Una responsabilidad menor la tendría la acrítica posición de la prensa nacional, que se limitó a cubrir el tema como un asunto contractual y de negocios. Otra recaería sobre la igualmente acrítica posición de las publicaciones culturales y las facultades de arquitectura que pasaron en blanco ante la posibilidad de tratar el tema del patrimonio arquitectónico como un asunto cultural y educativo. Si bien se trata de una arquitectura y una época difíciles de entender, el esclarecimiento y la problematización de estas dificultades son, o deberían ser, parte de su labor como agentes formadores de opinión.
Sin que les pueda caber alguna responsabilidad, es destacable el hecho de que personas como Saldías, Robledo, Osorio y Jaramillo, en medio de su interés por los asuntos urbanísticos e históricos, no mostraron ningún interés por el edificio. Posiblemente no les parece “gran cosa”, lo cual no dista mucho de lo que pasa entre arquitectos y público en general. No obstante, para casi todas estas personas, el edificio, valga o no valga, no es de su competencia profesional inmediata.
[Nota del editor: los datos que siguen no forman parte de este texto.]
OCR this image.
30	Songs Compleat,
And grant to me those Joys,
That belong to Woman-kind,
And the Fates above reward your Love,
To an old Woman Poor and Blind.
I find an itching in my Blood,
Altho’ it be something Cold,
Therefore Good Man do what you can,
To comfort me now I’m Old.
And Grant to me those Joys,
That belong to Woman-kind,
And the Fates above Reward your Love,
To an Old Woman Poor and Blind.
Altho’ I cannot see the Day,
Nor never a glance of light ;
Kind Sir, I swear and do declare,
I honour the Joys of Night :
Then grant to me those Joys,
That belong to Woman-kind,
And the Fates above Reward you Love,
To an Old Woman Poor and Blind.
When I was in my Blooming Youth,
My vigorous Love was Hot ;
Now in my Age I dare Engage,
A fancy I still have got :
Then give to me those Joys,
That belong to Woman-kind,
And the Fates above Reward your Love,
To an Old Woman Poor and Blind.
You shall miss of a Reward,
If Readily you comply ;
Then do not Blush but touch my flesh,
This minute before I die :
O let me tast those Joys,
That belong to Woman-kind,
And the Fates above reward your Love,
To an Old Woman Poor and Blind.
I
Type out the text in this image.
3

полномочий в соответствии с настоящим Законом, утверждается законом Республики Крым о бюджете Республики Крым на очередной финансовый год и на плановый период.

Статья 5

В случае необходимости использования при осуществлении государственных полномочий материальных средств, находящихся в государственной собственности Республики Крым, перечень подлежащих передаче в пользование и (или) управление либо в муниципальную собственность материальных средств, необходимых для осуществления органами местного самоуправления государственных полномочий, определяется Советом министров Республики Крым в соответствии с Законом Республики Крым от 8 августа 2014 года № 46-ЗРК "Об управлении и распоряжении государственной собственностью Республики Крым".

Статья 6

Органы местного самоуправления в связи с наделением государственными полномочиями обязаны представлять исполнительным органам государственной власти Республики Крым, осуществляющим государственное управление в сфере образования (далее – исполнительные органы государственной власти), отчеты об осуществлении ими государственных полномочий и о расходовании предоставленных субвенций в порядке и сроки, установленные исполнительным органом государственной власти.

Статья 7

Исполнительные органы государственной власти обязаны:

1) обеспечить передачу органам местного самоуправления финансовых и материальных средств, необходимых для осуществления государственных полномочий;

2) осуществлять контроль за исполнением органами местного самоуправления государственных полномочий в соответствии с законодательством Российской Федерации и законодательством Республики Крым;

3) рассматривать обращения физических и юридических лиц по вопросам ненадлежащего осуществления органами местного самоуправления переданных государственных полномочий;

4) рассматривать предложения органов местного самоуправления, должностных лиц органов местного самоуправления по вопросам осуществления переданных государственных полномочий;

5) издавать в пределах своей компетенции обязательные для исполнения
En cambio, para la SCA, el IDPC y el Ministerio de Cultura sí lo era. Y lo sigue siendo, a pesar de la necia insistencia en una ciegosordomudez que ahora cuenta con la excusa del otrosí recientemente firmado. Se imaginarán que mediante este acto concreto ya pueden lavarse definitivamente las manos y declarar que ahora sí, ¡por fin!, no hay nada que hacer.
Si “hacer” consistiera en poner una demanda, solicitar una declaración extemporánea o lograr que el Gobierno y Odinsa cambien de opinión, en efecto, no hay nada que hacer y tal vez nunca lo hubo. Pero “hacer” en este caso concreto se limitaba, y todavía se limita, a emitir unos juicios estético-culturales que le permitieran, y permitan, a la opinión pública saber qué es lo que piensan sus representantes y los supuestos expertos sobre este edificio concreto. La gran cosa y tal vez la única que todavía les queda por hacer es hablar con claridad.
Juan Luis Rodríguez. Bogotá.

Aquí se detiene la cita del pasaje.